Das optometrische Sehfunktionstraining wird unter anderem vom Zentralverband der Deutschen Augenoptiker (Kapitel 5) als reguläre und seriöse Methode beschrieben und gehört klar in den Aufgabenbereich der Optometrie. Es ist wissenschaftlich fundiert und wird weltweit angewendet.

Begriffe wie:

  • Sehtraining
  • Funktionstraining
  • Funktionaloptometrie

sind hingegen unscharf definiert, nicht geschützt und bis heute nicht einheitlich wissenschaftlich belegt.

Das bedeutet nicht, dass einzelne Übungen unsinnig sind. Viele wirken entspannend und Entspannung ist immer sinnvoll.

Aber:
👉 Entspannung ersetzt keine Diagnostik
👉 Übungen ersetzen keine Korrektur
👉 Training ersetzt keine Anatomie

Zur Brillenfrei-Versprechung

Die Idee, eine korrekt verordnete Brille wegzutrainieren, ist wissenschaftlich nicht haltbar.

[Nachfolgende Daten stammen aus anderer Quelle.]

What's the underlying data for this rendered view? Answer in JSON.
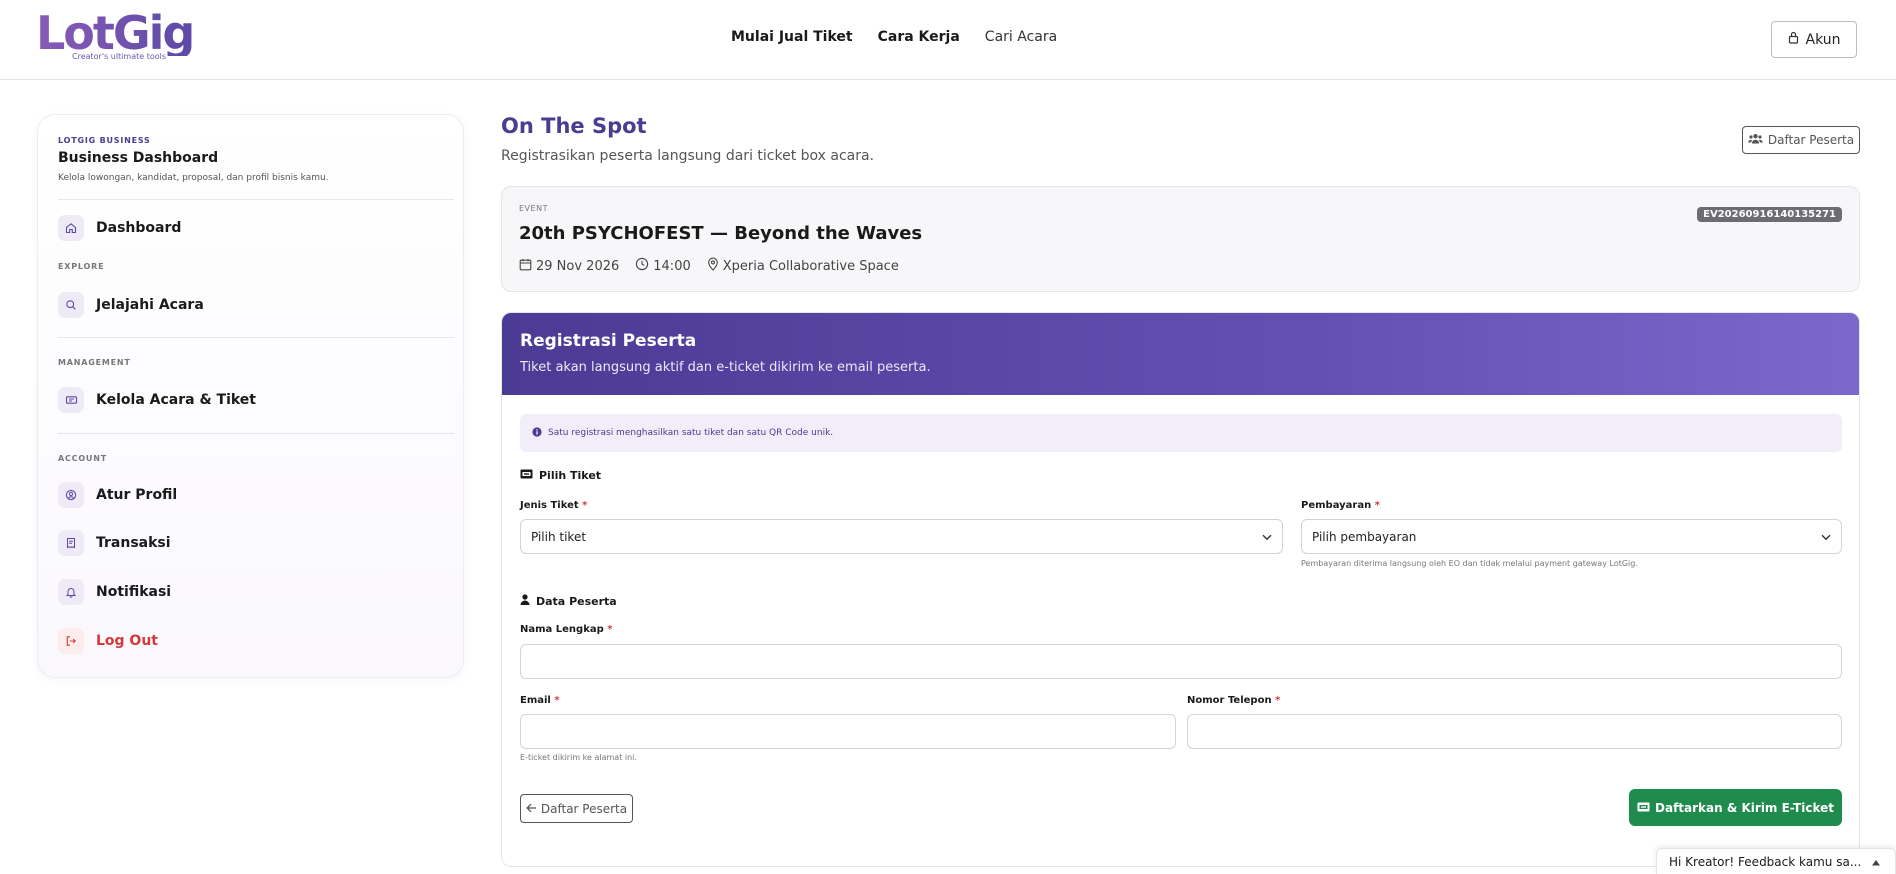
{
  "header": {
    "logo_text": "LotGig",
    "logo_tagline": "Creator's ultimate tools",
    "nav": [
      {
        "label": "Mulai Jual Tiket"
      },
      {
        "label": "Cara Kerja"
      },
      {
        "label": "Cari Acara"
      }
    ],
    "account_label": "Akun"
  },
  "sidebar": {
    "kicker": "LOTGIG BUSINESS",
    "title": "Business Dashboard",
    "description": "Kelola lowongan, kandidat, proposal, dan profil bisnis kamu.",
    "dashboard_label": "Dashboard",
    "sections": {
      "explore": "EXPLORE",
      "management": "MANAGEMENT",
      "account": "ACCOUNT"
    },
    "items": {
      "explore": "Jelajahi Acara",
      "manage": "Kelola Acara & Tiket",
      "profile": "Atur Profil",
      "transactions": "Transaksi",
      "notifications": "Notifikasi",
      "logout": "Log Out"
    },
    "logout_color": "#d23a3a"
  },
  "main": {
    "title": "On The Spot",
    "subtitle": "Registrasikan peserta langsung dari ticket box acara.",
    "participants_button": "Daftar Peserta",
    "event": {
      "kicker": "EVENT",
      "title": "20th PSYCHOFEST — Beyond the Waves",
      "date": "29 Nov 2026",
      "time": "14:00",
      "venue": "Xperia Collaborative Space",
      "code": "EV20260916140135271"
    },
    "registration": {
      "title": "Registrasi Peserta",
      "subtitle": "Tiket akan langsung aktif dan e-ticket dikirim ke email peserta.",
      "info": "Satu registrasi menghasilkan satu tiket dan satu QR Code unik.",
      "ticket_section": "Pilih Tiket",
      "ticket_type_label": "Jenis Tiket",
      "ticket_type_value": "Pilih tiket",
      "payment_label": "Pembayaran",
      "payment_value": "Pilih pembayaran",
      "payment_hint": "Pembayaran diterima langsung oleh EO dan tidak melalui payment gateway LotGig.",
      "participant_section": "Data Peserta",
      "full_name_label": "Nama Lengkap",
      "full_name_value": "",
      "email_label": "Email",
      "email_value": "",
      "email_hint": "E-ticket dikirim ke alamat ini.",
      "phone_label": "Nomor Telepon",
      "phone_value": "",
      "required_mark": "*",
      "back_button": "Daftar Peserta",
      "submit_button": "Daftarkan & Kirim E-Ticket"
    },
    "colors": {
      "brand_purple": "#4b3c8f",
      "submit_green": "#1f8b4c"
    }
  },
  "feedback": {
    "label": "Hi Kreator! Feedback kamu sa..."
  }
}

Ja, es gibt Einzelfälle, in denen Menschen nach Übungen das Gefühl haben, keine Brille mehr zu benötigen. In diesen Fällen war die Brille häufig von Anfang an überflüssig oder falsch verordnet.

Das ist kein Erfolg des Trainings sondern ein Hinweis auf eine vorherige Fehldiagnose.

Mein offenes Angebot

Ich biete jedem sogenannten Brillenfrei-Anbieter ausdrücklich an:

  • seine Kundinnen und Kunden vor Beginn eines Trainings optometrisch untersuchen zu lassen
  • Sehqualität, Funktion und Stärke objektiv messen zu lassen

Danach kann gerne trainiert werden.

Und sollte es jemandem gelingen, eine korrekt verordnete Brille mit mehr als –2,00 dpt
dauerhaft, stabil und messbar überflüssig zu machen, bin ich der Erste, der sich öffentlich entschuldigt.

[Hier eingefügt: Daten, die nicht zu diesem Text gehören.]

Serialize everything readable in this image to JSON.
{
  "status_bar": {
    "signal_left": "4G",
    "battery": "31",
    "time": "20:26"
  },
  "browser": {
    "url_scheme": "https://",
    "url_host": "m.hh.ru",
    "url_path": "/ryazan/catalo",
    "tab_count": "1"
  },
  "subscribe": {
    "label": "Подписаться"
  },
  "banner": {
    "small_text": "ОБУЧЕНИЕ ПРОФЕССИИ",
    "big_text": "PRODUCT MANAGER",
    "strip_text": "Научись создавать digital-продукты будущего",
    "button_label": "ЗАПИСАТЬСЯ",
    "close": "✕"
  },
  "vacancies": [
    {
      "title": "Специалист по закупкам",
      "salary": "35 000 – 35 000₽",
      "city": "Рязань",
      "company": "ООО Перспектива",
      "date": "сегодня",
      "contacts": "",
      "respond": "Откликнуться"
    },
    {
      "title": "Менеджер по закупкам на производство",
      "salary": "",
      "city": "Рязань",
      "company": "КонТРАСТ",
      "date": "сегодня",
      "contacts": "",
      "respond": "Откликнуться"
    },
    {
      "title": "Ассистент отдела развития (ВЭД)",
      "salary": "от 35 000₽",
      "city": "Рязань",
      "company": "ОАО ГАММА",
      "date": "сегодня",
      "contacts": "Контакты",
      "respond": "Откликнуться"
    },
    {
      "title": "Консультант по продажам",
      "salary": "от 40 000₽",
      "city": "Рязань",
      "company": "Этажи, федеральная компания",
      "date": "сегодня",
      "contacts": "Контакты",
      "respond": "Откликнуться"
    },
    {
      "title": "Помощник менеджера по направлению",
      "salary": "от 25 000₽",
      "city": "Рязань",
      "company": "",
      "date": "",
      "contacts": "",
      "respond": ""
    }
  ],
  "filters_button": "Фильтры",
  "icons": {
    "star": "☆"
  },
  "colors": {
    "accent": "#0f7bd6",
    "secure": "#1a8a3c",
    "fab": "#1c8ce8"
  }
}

Bis heute ist mir trotz mehrfacher Kontaktaufnahme kein Anbieter begegnet, der sich auf diesen fachlichen Dialog eingelassen hätte.

AUGENFITNESS ist klar abgegrenzt

Mein Ansatz AUGENFITNESS orientiert sich zu 100 % am optometrischen Sehfunktionstraining, ergänzt um:

  • Ernährung (Nährstoffversorgung der Augen)
  • Verhalten (Licht, Bildschirm, visuelle Gewohnheiten)

Wir trainieren nicht blind drauflos,
sondern optimieren die Bedingungen, damit Augen gar nicht erst ins Strugglen kommen.

Augenfitness ist keine Brillenfrei-Ideologie.
Augenfitness ist:

  • evidenzbasiert
  • medizinisch unterstützt
  • individuell

Und dient dem Erhalt, der Verbesserung und der Stabilisierung von Sehqualität im Alltag.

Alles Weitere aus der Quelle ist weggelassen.